Man is not the only animal to kill others for his own survival. It is true that man does not need to eat meat from animals to survive, but Orlando did need those skin grafts to survive. Without the sacrifice of some laboratory rats, Orlando would be dead. So would many thousands of other people whose lives have been saved because of medical techniques and treatments that were first tried on laboratory animals. There is no other adequate way known to test such techniques and treatments.

To stop killing other creatures for our own survival would bring technology and civilization to a standstill. It would require us to let wild animals and insects live with us in our homes. We would have to let coyotes and wolves eat our farm animals without recourse. We would have to allow insects and rodents to eat our crops.

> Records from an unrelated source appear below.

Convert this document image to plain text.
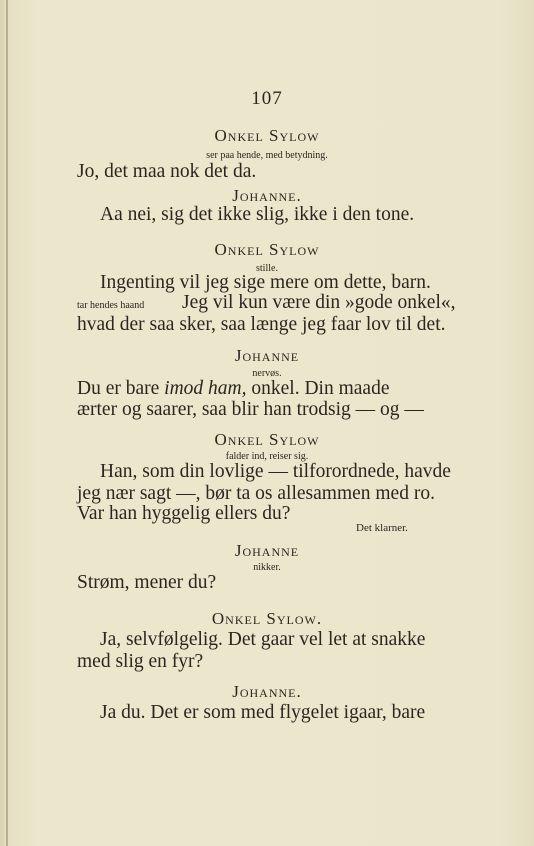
107
Onkel Sylow
ser paa hende, med betydning.
Jo, det maa nok det da.
Johanne.
Aa nei, sig det ikke slig, ikke i den tone.
Onkel Sylow
stille.
Ingenting vil jeg sige mere om dette, barn.
tar hendes haand Jeg vil kun være din »gode onkel«,
hvad der saa sker, saa længe jeg faar lov til det.
Johanne
nervøs.
Du er bare imod ham, onkel. Din maade
ærter og saarer, saa blir han trodsig — og —
Onkel Sylow
falder ind, reiser sig.
Han, som din lovlige — tilforordnede, havde
jeg nær sagt —, bør ta os allesammen med ro.
Var han hyggelig ellers du?
Det klarner.
Johanne
nikker.
Strøm, mener du?
Onkel Sylow.
Ja, selvfølgelig. Det gaar vel let at snakke
med slig en fyr?
Johanne.
Ja du. Det er som med flygelet igaar, bare
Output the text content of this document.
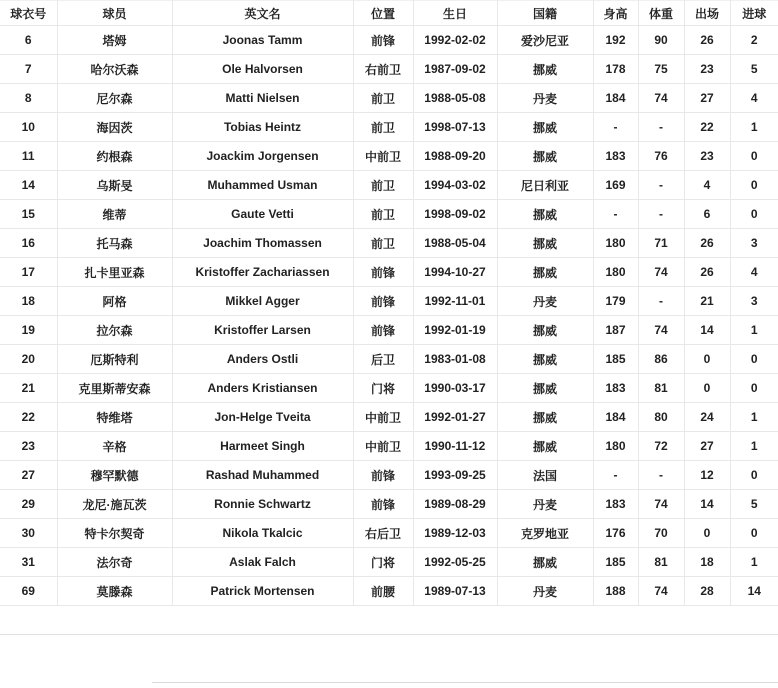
球衣号	球员	英文名	位置	生日	国籍	身高	体重	出场	进球
6	塔姆	Joonas Tamm	前锋	1992-02-02	爱沙尼亚	192	90	26	2
7	哈尔沃森	Ole Halvorsen	右前卫	1987-09-02	挪威	178	75	23	5
8	尼尔森	Matti Nielsen	前卫	1988-05-08	丹麦	184	74	27	4
10	海因茨	Tobias Heintz	前卫	1998-07-13	挪威	-	-	22	1
11	约根森	Joackim Jorgensen	中前卫	1988-09-20	挪威	183	76	23	0
14	乌斯旻	Muhammed Usman	前卫	1994-03-02	尼日利亚	169	-	4	0
15	维蒂	Gaute Vetti	前卫	1998-09-02	挪威	-	-	6	0
16	托马森	Joachim Thomassen	前卫	1988-05-04	挪威	180	71	26	3
17	扎卡里亚森	Kristoffer Zachariassen	前锋	1994-10-27	挪威	180	74	26	4
18	阿格	Mikkel Agger	前锋	1992-11-01	丹麦	179	-	21	3
19	拉尔森	Kristoffer Larsen	前锋	1992-01-19	挪威	187	74	14	1
20	厄斯特利	Anders Ostli	后卫	1983-01-08	挪威	185	86	0	0
21	克里斯蒂安森	Anders Kristiansen	门将	1990-03-17	挪威	183	81	0	0
22	特维塔	Jon-Helge Tveita	中前卫	1992-01-27	挪威	184	80	24	1
23	辛格	Harmeet Singh	中前卫	1990-11-12	挪威	180	72	27	1
27	穆罕默德	Rashad Muhammed	前锋	1993-09-25	法国	-	-	12	0
29	龙尼·施瓦茨	Ronnie Schwartz	前锋	1989-08-29	丹麦	183	74	14	5
30	特卡尔契奇	Nikola Tkalcic	右后卫	1989-12-03	克罗地亚	176	70	0	0
31	法尔奇	Aslak Falch	门将	1992-05-25	挪威	185	81	18	1
69	莫滕森	Patrick Mortensen	前腰	1989-07-13	丹麦	188	74	28	14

Likewise, we would have to suspend medical research because laboratory animals are used in every form of such research before the treatment or medication in question is approved by the federal Food and Drug Administration.

So the question becomes: To what degree should we concern ourselves with the survival of other animals when it means sacrificing ourselves as a result? When choosing between a brother who would otherwise die of infection because of third-degree burns and a laboratory rat, few would hesitate to choose their brothers. I wonder which choice the animal activists would make.